Thirteen years ago, we fell in love. It was a very strange feeling because it was totally unprompted and quite unexpected. A battlefield is not normally the sort of place one associates with affairs of the heart. However, the battle sites of Isandlwana and Rorke’s Drift in KwaZulu Natal must have inspired some primal emotions that led to conduct quite markedly in contrast to our normal, rational behaviour.

After a long dinner accompanied by several glasses of superb South African Cabernet up in Northern Natal, the site of British triumph and Zulu tragedy, we started chatting to a chap from quite a different part of South Africa – the Great Karoo. Magical tales were woven about the millions of springbok which once roamed this area, the “Vanished Kings”, the Cape lion who majestically strode the Plains of Camdeboo, the rhino, the cheetah, the explorers, the characters of yesteryear and the haunting beauty of the semi-desert land.

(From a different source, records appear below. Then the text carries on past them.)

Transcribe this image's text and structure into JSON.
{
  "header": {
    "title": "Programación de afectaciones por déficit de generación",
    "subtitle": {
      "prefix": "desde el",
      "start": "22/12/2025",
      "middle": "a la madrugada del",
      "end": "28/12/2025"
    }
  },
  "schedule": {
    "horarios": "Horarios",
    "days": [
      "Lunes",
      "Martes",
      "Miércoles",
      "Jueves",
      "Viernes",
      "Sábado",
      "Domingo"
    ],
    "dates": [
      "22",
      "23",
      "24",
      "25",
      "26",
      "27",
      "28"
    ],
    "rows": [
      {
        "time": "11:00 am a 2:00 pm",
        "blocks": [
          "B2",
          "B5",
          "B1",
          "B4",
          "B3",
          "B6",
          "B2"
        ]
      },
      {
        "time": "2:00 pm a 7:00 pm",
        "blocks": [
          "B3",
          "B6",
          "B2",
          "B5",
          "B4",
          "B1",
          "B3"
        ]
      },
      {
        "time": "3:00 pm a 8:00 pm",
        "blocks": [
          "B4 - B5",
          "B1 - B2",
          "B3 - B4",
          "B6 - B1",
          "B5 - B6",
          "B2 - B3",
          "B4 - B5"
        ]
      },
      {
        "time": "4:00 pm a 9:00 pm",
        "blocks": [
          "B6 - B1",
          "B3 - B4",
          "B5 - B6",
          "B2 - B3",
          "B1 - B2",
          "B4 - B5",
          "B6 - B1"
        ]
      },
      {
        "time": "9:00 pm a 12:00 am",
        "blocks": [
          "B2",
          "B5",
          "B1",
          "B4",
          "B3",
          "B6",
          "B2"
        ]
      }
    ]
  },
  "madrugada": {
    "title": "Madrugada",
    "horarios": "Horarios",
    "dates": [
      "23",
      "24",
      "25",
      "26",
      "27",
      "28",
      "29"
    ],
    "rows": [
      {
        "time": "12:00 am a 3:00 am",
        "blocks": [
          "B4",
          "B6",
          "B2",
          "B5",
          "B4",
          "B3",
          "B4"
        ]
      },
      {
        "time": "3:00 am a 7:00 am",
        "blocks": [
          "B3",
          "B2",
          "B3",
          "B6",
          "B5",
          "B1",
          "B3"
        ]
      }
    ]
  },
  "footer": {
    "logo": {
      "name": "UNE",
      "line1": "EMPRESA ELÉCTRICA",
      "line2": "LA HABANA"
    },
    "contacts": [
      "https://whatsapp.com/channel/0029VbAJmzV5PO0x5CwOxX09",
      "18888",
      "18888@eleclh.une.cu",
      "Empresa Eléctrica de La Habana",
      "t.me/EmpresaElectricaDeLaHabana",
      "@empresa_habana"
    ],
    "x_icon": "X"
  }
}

Overwhelmed and humbled by the magnificence of it all, we went away totally and completely smitten by the Great Karoo.

Monkey Valley became the first farm that formed the nucleus of Samara Private Game Reserve and twelve years ago we happily became its owner. The dream continued – amass enough land to have a self-sustaining eco-system that would carry game, the herds of antelope that used to inhabit this area, and the predators to keep the balance that helps maintain these fragile eco-systems.

70 000 acres and twelve years later, Samara’s dream was born, pursued, and today continues to evolve in the Eastern Cape’s Great Karoo. The land was allowed to rest for many years and has now recovered from the effects of generations of agricultural exploitation. The haunting beauty of the landscape that first inspired Samara’s campaign of rejuvenation has been allowed to return.

Samara, land of serenity, has as its aim the realisation of the land’s potential, not only as an area of outstanding natural beauty and diversity, but also as home to an ambitious programme of game reintroduction. Herds of springbok, black wildebeest, zebra, oryx, eland and blesbok, amongst others, “pronk” and run again on the Plains of Camdeboo. Rhino and giraffe now meander across the veld. Nearly one hundred and twenty five years after it was last seen, the cheetah reigns again.